Get a calendar and mark your practice days. You need to practice on days that end with a "y". One your days are defined, decide on a good time. Do you want to practice before or after lunch? Practicing early in the day helps make the rest of the day more productive. If later in the day is better, that is okay too. The important thing is to plan a practice schedule, then work the plan. Family, friends and neighbors who hear you practice regularly will also be inclined to be more productive. 

Define your improvement goal.

Think about a specific song, skill, or sound you want to improve. Rather than playing the same stuff you already know, focus on something new. Basic music skills including playing scales always support development. Build on your basic skills by learning new scales and adding patterns to the scales you already know. Spend time training your ear using a tuner to play in tune. Work on rhythm and muscle control using a metronome like a master of martial arts. Decide on a musical goal for the end of each week and make a plan to get there.

Eliminate distractions.

Make a rule to eliminate distractions that will disrupt your practice plan. Silence your phone or better yet, leave your phone somewhere outside of your practice space. Get away from the TV and turn off as much unnecessary noise as possible. Use a short, slow regular warm up routine to focus on starting with a good sound. Set a timer and focus on your music practice for the duration of each practice session.

Use a support system.

Ask others to help you improve your skills. Share your practice plan and goals with a friend or parent or sibling or significant other, and ask them to help you improve. Tell your support team to ask you each day if you practiced. Volunteer to help them improve on any project they have. Encourage yourself and others by sharing a positive attitude, and remember plans can change. The important thing is spending regular time to develop your musical habits.  

The benefits of practicing music extend beyond ourselves.

As we develop our mind practicing music, we also develop empathy and understanding. We create and learn to control sound while playing music, and this helps us learn to listen rather than simply hear.
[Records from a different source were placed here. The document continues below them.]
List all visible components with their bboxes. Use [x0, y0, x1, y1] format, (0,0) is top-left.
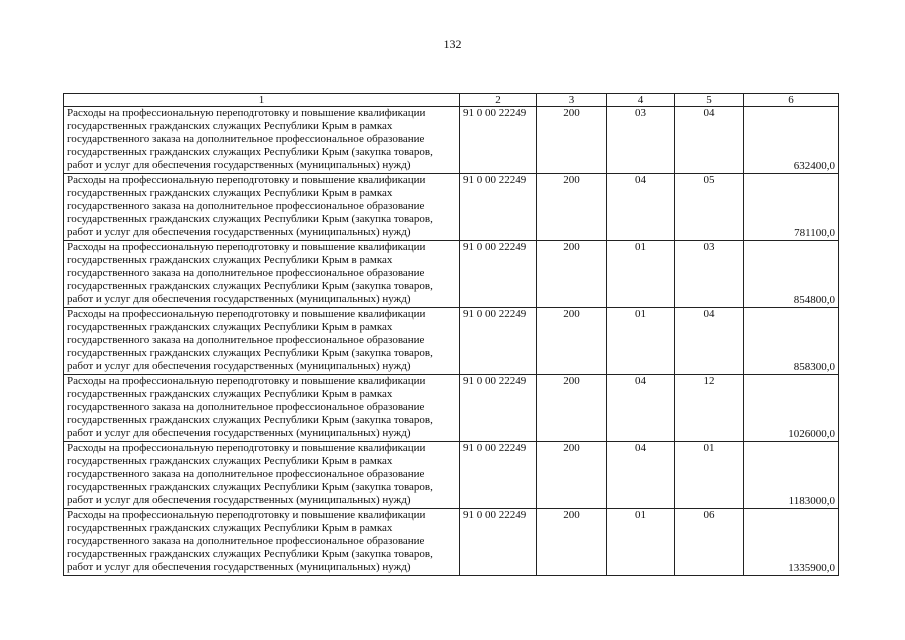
row-type-cell: 200 — [537, 509, 607, 576]
row-subsection-cell: 05 — [675, 174, 744, 241]
row-code-cell: 91 0 00 22249 — [460, 509, 537, 576]
row-type-cell: 200 — [537, 107, 607, 174]
row-description-cell: Расходы на профессиональную переподготовку и повышение квалификации государственных гражданских служащих Республики Крым в рамках государственного заказа на дополнительное профессиональное образование государственных гражданских служащих Республики Крым (закупка товаров, работ и услуг для обеспечения государственных (муниципальных) нужд) — [64, 375, 460, 442]
header-row — [64, 94, 839, 107]
row-code-cell: 91 0 00 22249 — [460, 442, 537, 509]
row-section-cell: 03 — [607, 107, 675, 174]
table-row — [64, 442, 839, 509]
row-type-cell: 200 — [537, 308, 607, 375]
table-row — [64, 174, 839, 241]
row-section-cell: 04 — [607, 174, 675, 241]
row-code-cell: 91 0 00 22249 — [460, 308, 537, 375]
row-amount-cell: 1183000,0 — [744, 442, 839, 509]
table-row — [64, 241, 839, 308]
row-subsection-cell: 04 — [675, 107, 744, 174]
page-number: 132 — [443, 37, 462, 51]
header-cell-code: 2 — [460, 94, 537, 107]
row-subsection-cell: 01 — [675, 442, 744, 509]
row-amount-cell: 632400,0 — [744, 107, 839, 174]
row-code-cell: 91 0 00 22249 — [460, 107, 537, 174]
row-subsection-cell: 06 — [675, 509, 744, 576]
header-cell-amount: 6 — [744, 94, 839, 107]
row-code-cell: 91 0 00 22249 — [460, 174, 537, 241]
row-section-cell: 04 — [607, 442, 675, 509]
row-section-cell: 04 — [607, 375, 675, 442]
row-subsection-cell: 04 — [675, 308, 744, 375]
row-amount-cell: 1335900,0 — [744, 509, 839, 576]
row-code-cell: 91 0 00 22249 — [460, 375, 537, 442]
table-row — [64, 375, 839, 442]
row-amount-cell: 781100,0 — [744, 174, 839, 241]
row-amount-cell: 858300,0 — [744, 308, 839, 375]
row-subsection-cell: 03 — [675, 241, 744, 308]
row-code-cell: 91 0 00 22249 — [460, 241, 537, 308]
budget-table — [63, 93, 839, 576]
row-amount-cell: 1026000,0 — [744, 375, 839, 442]
table-row — [64, 308, 839, 375]
header-cell-section: 4 — [607, 94, 675, 107]
table-body — [64, 94, 839, 576]
row-type-cell: 200 — [537, 375, 607, 442]
table-row — [64, 107, 839, 174]
row-amount-cell: 854800,0 — [744, 241, 839, 308]
row-description-cell: Расходы на профессиональную переподготовку и повышение квалификации государственных гражданских служащих Республики Крым в рамках государственного заказа на дополнительное профессиональное образование государственных гражданских служащих Республики Крым (закупка товаров, работ и услуг для обеспечения государственных (муниципальных) нужд) — [64, 241, 460, 308]
row-subsection-cell: 12 — [675, 375, 744, 442]
row-description-cell: Расходы на профессиональную переподготовку и повышение квалификации государственных гражданских служащих Республики Крым в рамках государственного заказа на дополнительное профессиональное образование государственных гражданских служащих Республики Крым (закупка товаров, работ и услуг для обеспечения государственных (муниципальных) нужд) — [64, 442, 460, 509]
row-type-cell: 200 — [537, 442, 607, 509]
header-cell-type: 3 — [537, 94, 607, 107]
header-cell-description: 1 — [64, 94, 460, 107]
row-description-cell: Расходы на профессиональную переподготовку и повышение квалификации государственных гражданских служащих Республики Крым в рамках государственного заказа на дополнительное профессиональное образование государственных гражданских служащих Республики Крым (закупка товаров, работ и услуг для обеспечения государственных (муниципальных) нужд) — [64, 509, 460, 576]
row-section-cell: 01 — [607, 241, 675, 308]
header-cell-subsection: 5 — [675, 94, 744, 107]
row-description-cell: Расходы на профессиональную переподготовку и повышение квалификации государственных гражданских служащих Республики Крым в рамках государственного заказа на дополнительное профессиональное образование государственных гражданских служащих Республики Крым (закупка товаров, работ и услуг для обеспечения государственных (муниципальных) нужд) — [64, 174, 460, 241]
row-description-cell: Расходы на профессиональную переподготовку и повышение квалификации государственных гражданских служащих Республики Крым в рамках государственного заказа на дополнительное профессиональное образование государственных гражданских служащих Республики Крым (закупка товаров, работ и услуг для обеспечения государственных (муниципальных) нужд) — [64, 308, 460, 375]
row-section-cell: 01 — [607, 308, 675, 375]
row-description-cell: Расходы на профессиональную переподготовку и повышение квалификации государственных гражданских служащих Республики Крым в рамках государственного заказа на дополнительное профессиональное образование государственных гражданских служащих Республики Крым (закупка товаров, работ и услуг для обеспечения государственных (муниципальных) нужд) — [64, 107, 460, 174]
row-section-cell: 01 — [607, 509, 675, 576]
row-type-cell: 200 — [537, 241, 607, 308]
row-type-cell: 200 — [537, 174, 607, 241]
table-row — [64, 509, 839, 576]
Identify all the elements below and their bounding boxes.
Our improved ability to listen helps us engage more meaningfully with others. As we apply our musical skills unconsciously in our daily interactions, we model respect for others. Our musical education works on a deeper level which can make a positive impact on those around us.

Practicing music develops self control and respect for order. Both of these characteristics are good for the individual, the family, the community, and our larger society.

Thank you for your business.

Alamo Music is fortunate to be one of the few San Antonio music companies emerging from the COVID19 business shutdown period stronger than before. We are happy to provide improved and expanded online sales, instrument rentals and repairs, and customer pickup and delivery services.

We are stocked and ready to support all your musical needs including our improved instrument rentals and repair service, band and orchestra accessory sales, and music lessons for every instrument. 

We all wonder  what school band will look like and what will marching band look like in the coming school year? Will we have classes all together or be separated into smaller groups? Will some choose to stay at home for distance learning. We wonder how teachers will be affected and what school bands, teams, and activities will look like.

Hopefully answers to these questions will be available soon. In the meantime, remember it is always a good idea to practice your musical instrument(s).